"""
Linear Regression
=================

We will have a look at how borch can be used in a simple linear regression
setting. We will start off by generating some fake data and construct a model
that we will sample from. After that we will try to reconstruct it and see if
we can infer the parameters.
"""

####################################
# Lets start of with importing what we need
import torch
import numpy as np
import matplotlib
matplotlib.use("Agg")
import matplotlib.pyplot as plt

import borch
from borch import infer, distributions as dist


####################################
# Lets generate some fake data to use
def generate_dataset(n=100):
    x = np.linspace(0, 10, n)
    y = 2*x+4+np.random.normal(0, 2, n)
    return torch.tensor(y, dtype=torch.float32), torch.tensor(x, dtype=torch.float32)

y, x = generate_dataset(10)
plt.scatter(x, y)
plt.show()


#####################################
# We will use borch as a normal PPL to construct
# a basic linear regression model

def forward(bm, x):
    bm.b = dist.Normal(0, 3)
    bm.a = dist.Normal(0, 3)
    bm.sigma_unconstrained = dist.StudentT(10, 0, 1)
    mu = bm.b * x + bm.a
    # we need sigma to be strictly positive
    sigma = bm.sigma_unconstrained.abs()+0.001
    bm.y = dist.Normal(mu, sigma)
    return bm.y, mu

####################################################
# One can also express the model in line with how torch.nn does it
class Model(borch.Module):
    def __init__(self):
        # a and b will infer the parameters of the distribution.
        self.b = dist.Normal(0, 3)
        self.a = dist.Normal(0, 3)
        # Sigma will infer the width of the noise of the distribution of our data.
        self.sigma = dist.HalfNormal(1)

    def forward(self, x):
        mu = self.b * x + self.a
        # The final predicted distribution of our data is constructed of `mu | x` and
        # the width sigma.
        self.y = dist.Normal(mu, self.sigma)
        return self.y

###################################################################
# We create a module that we use to handle the random variables
# and observe `y` such we can train the model.
model = borch.Module()
model.observe(y=y)

###################################################################
# When dealing with parameters that are dynamically created it is easier to use
# `OptimizersCollection` as it will handle this for you.
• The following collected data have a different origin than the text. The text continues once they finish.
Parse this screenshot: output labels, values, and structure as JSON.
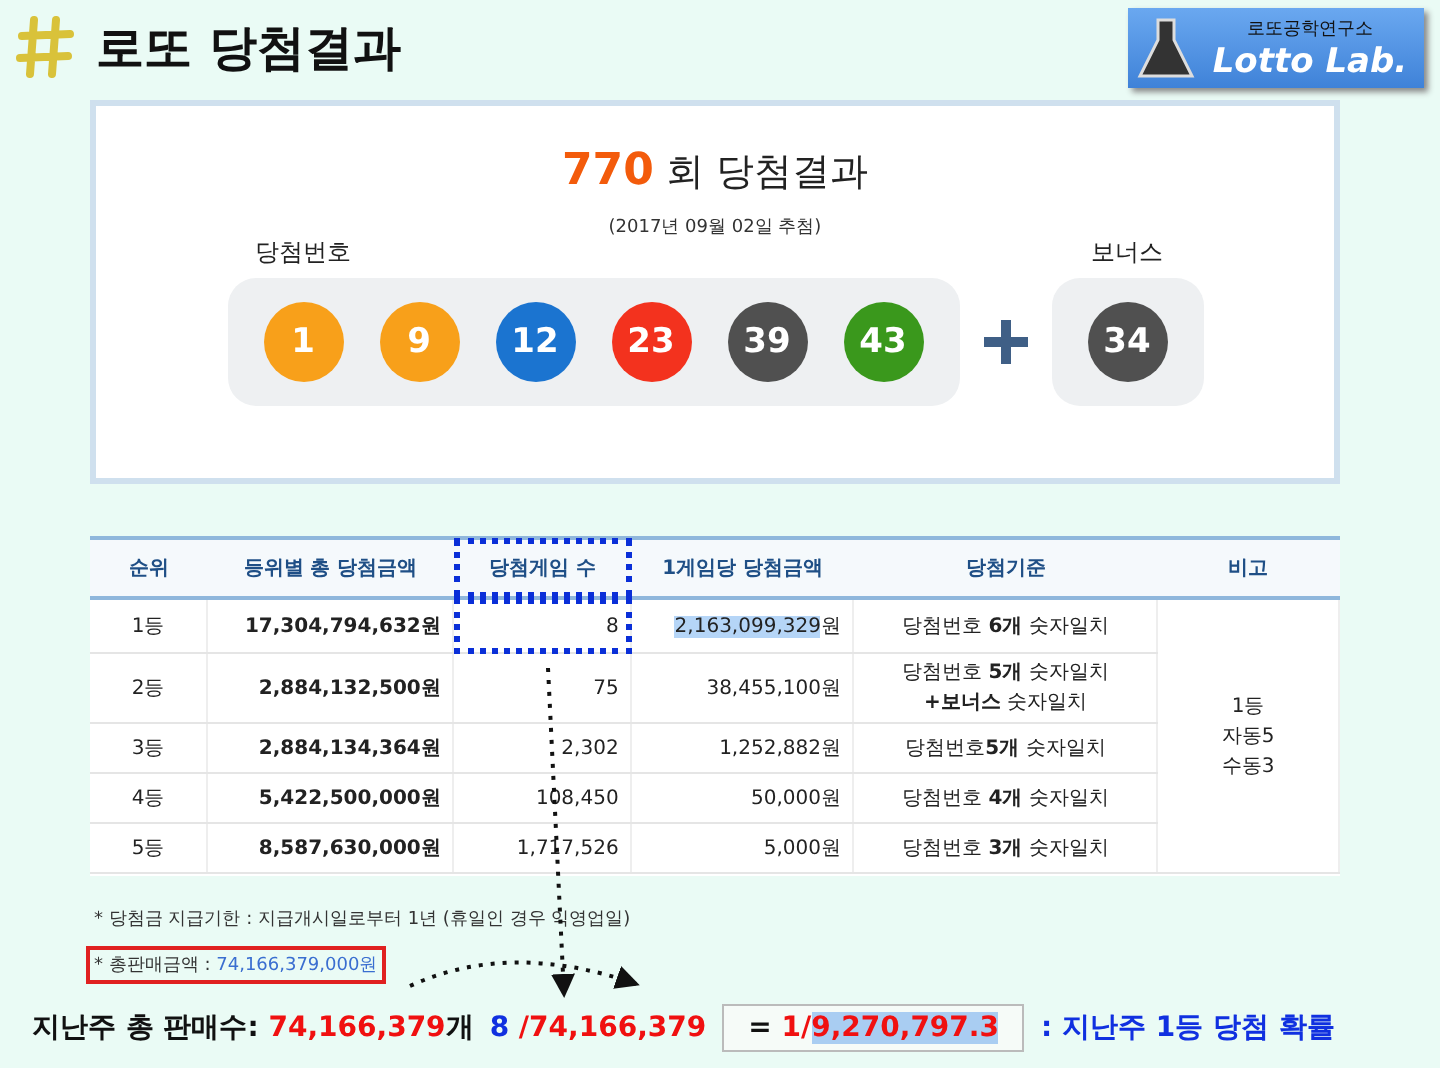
{
  "header": {
    "title": "로또 당첨결과",
    "logo": {
      "subtitle": "로또공학연구소",
      "name": "Lotto Lab."
    }
  },
  "draw": {
    "round": "770",
    "title_suffix": "회 당첨결과",
    "date": "(2017년 09월 02일 추첨)",
    "numbers_label": "당첨번호",
    "bonus_label": "보너스",
    "numbers": [
      {
        "value": "1",
        "color": "#f8a01a"
      },
      {
        "value": "9",
        "color": "#f8a01a"
      },
      {
        "value": "12",
        "color": "#1b74d0"
      },
      {
        "value": "23",
        "color": "#f3321e"
      },
      {
        "value": "39",
        "color": "#505050"
      },
      {
        "value": "43",
        "color": "#3a981c"
      }
    ],
    "bonus": {
      "value": "34",
      "color": "#505050"
    }
  },
  "table": {
    "columns": [
      {
        "label": "순위",
        "boxed": false
      },
      {
        "label": "등위별 총 당첨금액",
        "boxed": false
      },
      {
        "label": "당첨게임 수",
        "boxed": true
      },
      {
        "label": "1게임당 당첨금액",
        "boxed": false
      },
      {
        "label": "당첨기준",
        "boxed": false
      },
      {
        "label": "비고",
        "boxed": false
      }
    ],
    "rows": [
      {
        "rank": "1등",
        "total": "17,304,794,632원",
        "count": "8",
        "count_boxed": true,
        "per_game": "2,163,099,329",
        "unit": "원",
        "highlighted": true,
        "criteria": [
          "당첨번호 **6개** 숫자일치"
        ]
      },
      {
        "rank": "2등",
        "total": "2,884,132,500원",
        "count": "75",
        "count_boxed": false,
        "per_game": "38,455,100",
        "unit": "원",
        "highlighted": false,
        "criteria": [
          "당첨번호 **5개** 숫자일치",
          "**+보너스** 숫자일치"
        ]
      },
      {
        "rank": "3등",
        "total": "2,884,134,364원",
        "count": "2,302",
        "count_boxed": false,
        "per_game": "1,252,882",
        "unit": "원",
        "highlighted": false,
        "criteria": [
          "당첨번호**5개** 숫자일치"
        ]
      },
      {
        "rank": "4등",
        "total": "5,422,500,000원",
        "count": "108,450",
        "count_boxed": false,
        "per_game": "50,000",
        "unit": "원",
        "highlighted": false,
        "criteria": [
          "당첨번호 **4개** 숫자일치"
        ]
      },
      {
        "rank": "5등",
        "total": "8,587,630,000원",
        "count": "1,717,526",
        "count_boxed": false,
        "per_game": "5,000",
        "unit": "원",
        "highlighted": false,
        "criteria": [
          "당첨번호 **3개** 숫자일치"
        ]
      }
    ],
    "remark": [
      "1등",
      "자동5",
      "수동3"
    ]
  },
  "notes": [
    {
      "label": "* 당첨금 지급기한 : 지급개시일로부터 1년 (휴일인 경우 익영업일)",
      "boxed": false
    },
    {
      "label": "* 총판매금액 : ",
      "value": "74,166,379,000원",
      "boxed": true
    }
  ],
  "formula": [
    {
      "kind": "plain",
      "segments": [
        {
          "text": "지난주 총 판매수: ",
          "kind": "text",
          "highlighted": false
        },
        {
          "text": "74,166,379",
          "kind": "number",
          "highlighted": false
        },
        {
          "text": "개",
          "kind": "text",
          "highlighted": false
        }
      ]
    },
    {
      "kind": "plain",
      "segments": [
        {
          "text": "8",
          "kind": "count",
          "highlighted": false
        },
        {
          "text": " /74,166,379",
          "kind": "number",
          "highlighted": false
        }
      ]
    },
    {
      "kind": "boxed",
      "segments": [
        {
          "text": "=  ",
          "kind": "text",
          "highlighted": false
        },
        {
          "text": "1/",
          "kind": "number",
          "highlighted": false
        },
        {
          "text": "9,270,797.3",
          "kind": "number",
          "highlighted": true
        }
      ]
    },
    {
      "kind": "plain",
      "segments": [
        {
          "text": ": 지난주 1등 당첨 확률",
          "kind": "count",
          "highlighted": false
        }
      ]
    }
  ]
}
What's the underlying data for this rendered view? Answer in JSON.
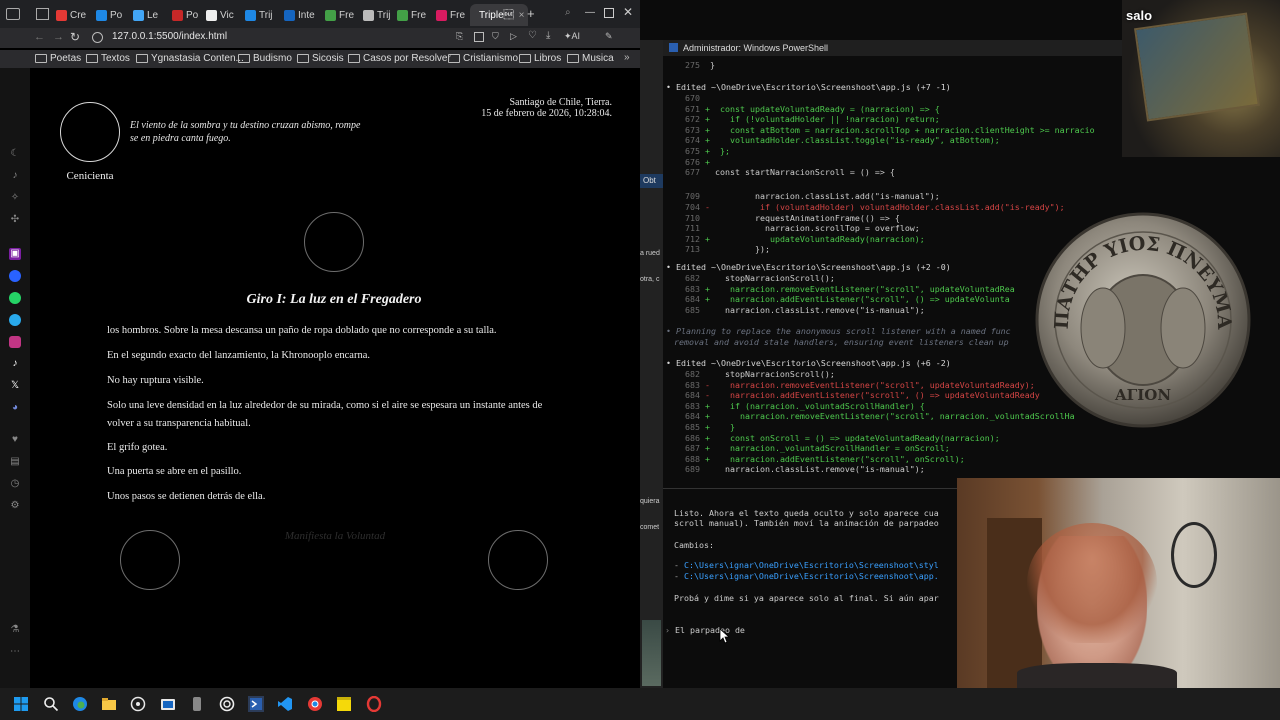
{
  "browser": {
    "tabs": [
      {
        "label": "Cre",
        "icon": "youtube-icon",
        "color": "#e53935"
      },
      {
        "label": "Po",
        "icon": "docs-icon",
        "color": "#1e88e5"
      },
      {
        "label": "Le",
        "icon": "telegram-icon",
        "color": "#42a5f5"
      },
      {
        "label": "Po",
        "icon": "circle-icon",
        "color": "#c62828"
      },
      {
        "label": "Vic",
        "icon": "wikipedia-icon",
        "color": "#eeeeee"
      },
      {
        "label": "Trij",
        "icon": "docs-icon",
        "color": "#1e88e5"
      },
      {
        "label": "Inte",
        "icon": "vscode-icon",
        "color": "#1565c0"
      },
      {
        "label": "Fre",
        "icon": "chatgpt-icon",
        "color": "#43a047"
      },
      {
        "label": "Trij",
        "icon": "page-icon",
        "color": "#bbbbbb"
      },
      {
        "label": "Fre",
        "icon": "chatgpt-icon",
        "color": "#43a047"
      },
      {
        "label": "Fre",
        "icon": "chatgpt-icon",
        "color": "#d81b60"
      }
    ],
    "active_tab": "Triple\u0010",
    "url": "127.0.0.1:5500/index.html",
    "bookmarks": [
      "Poetas",
      "Textos",
      "Ygnastasia Conten...",
      "Budismo",
      "Sicosis",
      "Casos por Resolver",
      "Cristianismo",
      "Libros",
      "Musica"
    ]
  },
  "page": {
    "epigraph": "El viento de la sombra y tu destino cruzan abismo, rompe se en piedra canta fuego.",
    "character_name": "Cenicienta",
    "location": "Santiago de Chile, Tierra.",
    "datetime": "15 de febrero de 2026, 10:28:04.",
    "chapter_title": "Giro I: La luz en el Fregadero",
    "paragraphs": [
      "los hombros. Sobre la mesa descansa un paño de ropa doblado que no corresponde a su talla.",
      "En el segundo exacto del lanzamiento, la Khronooplo encarna.",
      "No hay ruptura visible.",
      "Solo una leve densidad en la luz alrededor de su mirada, como si el aire se espesara un instante antes de volver a su transparencia habitual.",
      "El grifo gotea.",
      "Una puerta se abre en el pasillo.",
      "Unos pasos se detienen detrás de ella."
    ],
    "faded_button": "Manifiesta la Voluntad"
  },
  "terminal": {
    "title": "Administrador: Windows PowerShell",
    "edit1_header": "Edited ~\\OneDrive\\Escritorio\\Screenshoot\\app.js (+7 -1)",
    "edit1_stat_add": "+7",
    "edit1_stat_del": "-1",
    "edit1_lines": [
      {
        "n": "275",
        "s": "",
        "t": "}",
        "k": ""
      },
      {
        "n": "670",
        "s": "",
        "t": "",
        "k": ""
      },
      {
        "n": "671",
        "s": "+",
        "t": "const updateVoluntadReady = (narracion) => {",
        "k": "add"
      },
      {
        "n": "672",
        "s": "+",
        "t": "  if (!voluntadHolder || !narracion) return;",
        "k": "add"
      },
      {
        "n": "673",
        "s": "+",
        "t": "  const atBottom = narracion.scrollTop + narracion.clientHeight >= narracio",
        "k": "add"
      },
      {
        "n": "674",
        "s": "+",
        "t": "  voluntadHolder.classList.toggle(\"is-ready\", atBottom);",
        "k": "add"
      },
      {
        "n": "675",
        "s": "+",
        "t": "};",
        "k": "add"
      },
      {
        "n": "676",
        "s": "+",
        "t": "",
        "k": "add"
      },
      {
        "n": "677",
        "s": "",
        "t": "const startNarracionScroll = () => {",
        "k": ""
      },
      {
        "n": "",
        "s": "",
        "t": "",
        "k": ""
      },
      {
        "n": "709",
        "s": "",
        "t": "        narracion.classList.add(\"is-manual\");",
        "k": ""
      },
      {
        "n": "704",
        "s": "-",
        "t": "        if (voluntadHolder) voluntadHolder.classList.add(\"is-ready\");",
        "k": "del"
      },
      {
        "n": "710",
        "s": "",
        "t": "        requestAnimationFrame(() => {",
        "k": ""
      },
      {
        "n": "711",
        "s": "",
        "t": "          narracion.scrollTop = overflow;",
        "k": ""
      },
      {
        "n": "712",
        "s": "+",
        "t": "          updateVoluntadReady(narracion);",
        "k": "add"
      },
      {
        "n": "713",
        "s": "",
        "t": "        });",
        "k": ""
      }
    ],
    "edit2_header": "Edited ~\\OneDrive\\Escritorio\\Screenshoot\\app.js (+2 -0)",
    "edit2_lines": [
      {
        "n": "682",
        "s": "",
        "t": "  stopNarracionScroll();",
        "k": ""
      },
      {
        "n": "683",
        "s": "+",
        "t": "  narracion.removeEventListener(\"scroll\", updateVoluntadRea",
        "k": "add"
      },
      {
        "n": "684",
        "s": "+",
        "t": "  narracion.addEventListener(\"scroll\", () => updateVolunta",
        "k": "add"
      },
      {
        "n": "685",
        "s": "",
        "t": "  narracion.classList.remove(\"is-manual\");",
        "k": ""
      }
    ],
    "planning_note": "Planning to replace the anonymous scroll listener with a named func",
    "planning_note2": "removal and avoid stale handlers, ensuring event listeners clean up",
    "edit3_header": "Edited ~\\OneDrive\\Escritorio\\Screenshoot\\app.js (+6 -2)",
    "edit3_lines": [
      {
        "n": "682",
        "s": "",
        "t": "  stopNarracionScroll();",
        "k": ""
      },
      {
        "n": "683",
        "s": "-",
        "t": "  narracion.removeEventListener(\"scroll\", updateVoluntadReady);",
        "k": "del"
      },
      {
        "n": "684",
        "s": "-",
        "t": "  narracion.addEventListener(\"scroll\", () => updateVoluntadReady",
        "k": "del"
      },
      {
        "n": "683",
        "s": "+",
        "t": "  if (narracion._voluntadScrollHandler) {",
        "k": "add"
      },
      {
        "n": "684",
        "s": "+",
        "t": "    narracion.removeEventListener(\"scroll\", narracion._voluntadScrollHa",
        "k": "add"
      },
      {
        "n": "685",
        "s": "+",
        "t": "  }",
        "k": "add"
      },
      {
        "n": "686",
        "s": "+",
        "t": "  const onScroll = () => updateVoluntadReady(narracion);",
        "k": "add"
      },
      {
        "n": "687",
        "s": "+",
        "t": "  narracion._voluntadScrollHandler = onScroll;",
        "k": "add"
      },
      {
        "n": "688",
        "s": "+",
        "t": "  narracion.addEventListener(\"scroll\", onScroll);",
        "k": "add"
      },
      {
        "n": "689",
        "s": "",
        "t": "  narracion.classList.remove(\"is-manual\");",
        "k": ""
      }
    ],
    "summary1": "Listo. Ahora el texto queda oculto y solo aparece cua",
    "summary2": "scroll manual). También moví la animación de parpadeo",
    "changes_label": "Cambios:",
    "change_paths": [
      "C:\\Users\\ignar\\OneDrive\\Escritorio\\Screenshoot\\styl",
      "C:\\Users\\ignar\\OneDrive\\Escritorio\\Screenshoot\\app."
    ],
    "followup": "Probá y dime si ya aparece solo al final. Si aún apar",
    "prompt_input": "El parpadeo de"
  },
  "side_fragments": [
    "Obt",
    "a rued",
    "otra, c",
    "quiera",
    "comet"
  ],
  "overlay": {
    "stream_label": "salo",
    "coin_text_top": "ΠΑΤΗΡ ΥΙΟΣ ΠΝΕΥΜΑ",
    "coin_text_bottom": "ΑΓΙΟΝ"
  },
  "taskbar": {
    "icons": [
      "windows-start-icon",
      "search-icon",
      "edge-icon",
      "file-explorer-icon",
      "whatsapp-icon",
      "store-icon",
      "remote-icon",
      "chatgpt-icon",
      "powershell-icon",
      "vscode-icon",
      "chrome-icon",
      "sticky-notes-icon",
      "opera-icon"
    ]
  }
}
Other alternatives is to
# add it manually to the optimizer or run trough the model first such that all
# variables are created before instantiating the optimizer
optimizer = borch.OptimizersCollection(optimizer=torch.optim.Adam, lr=0.01, amsgrad=True)

###################################################################
# For fitting the model we will use variational inference. We are running 1000 epochs 
# and taking 10 samples of the parameters in each epoch that we then use to run the update
# with.

subsamples = 10
for i in range(500):
    optimizer.zero_grad()
    loss = 0
    for _ in range(subsamples):
        borch.sample(model)
        yhat, mu = forward(model, x)
        model.observe(y=y)
        loss += infer.vi_loss(**borch.pq_to_infer(model))
    loss.backward()
    torch.nn.utils.clip_grad_value_(model.parameters(), 2)
    optimizer.step(model.parameters())

    if i % 100 == 0: 
        print("Loss: {}".format(loss))

##############################################################
# In order to generate data for `y` one should stop observing it
model.observe(None)

####################################################################
# To get a better understanding of what the fitting does we can
# do some visualisations to make sure the model learned what we expected.
# In this case we just plot the raw data and the inferred regression lines
# from the model by sampling the posterior.
preds, loc = [], []
for i in range(20):
    borch.sample(model)
    ynew, mu = forward(model, x)
    ynew, mu = ynew.detach().numpy(), mu.detach().numpy()
    preds.append(ynew)
    loc.append(mu)
    plt.plot(x, mu, 'blue', linewidth=2.0)
mean_pred = np.stack(preds).mean(0)
mean_loc= np.stack(loc).mean(0)
plt.plot(x, mean_loc, 'g', label='MeanLoc', linewidth=5)
plt.scatter(x, y, color='r', label='Actual', s=100)
plt.xlabel('x')
plt.ylabel('y')
plt.legend()
plt.show()

###################################################################
# We would also like to have a look at the posterior distribution for
# the a and b parameter. In this case we sample 2000 samples from the
# a and b independently and pretend that they are from the joint posterior.
# We also indicate in the plot where the original model was generated from.
b = [model.posterior.b.sample().data.numpy().item() for i in range(2000)]
a = [model.posterior.a.sample().data.numpy().item() for i in range(2000)]
plt.hist(a)
plt.title('Distribution of `a`')
plt.show()
plt.hist(b)
plt.title('Distribution of `b`')
plt.show()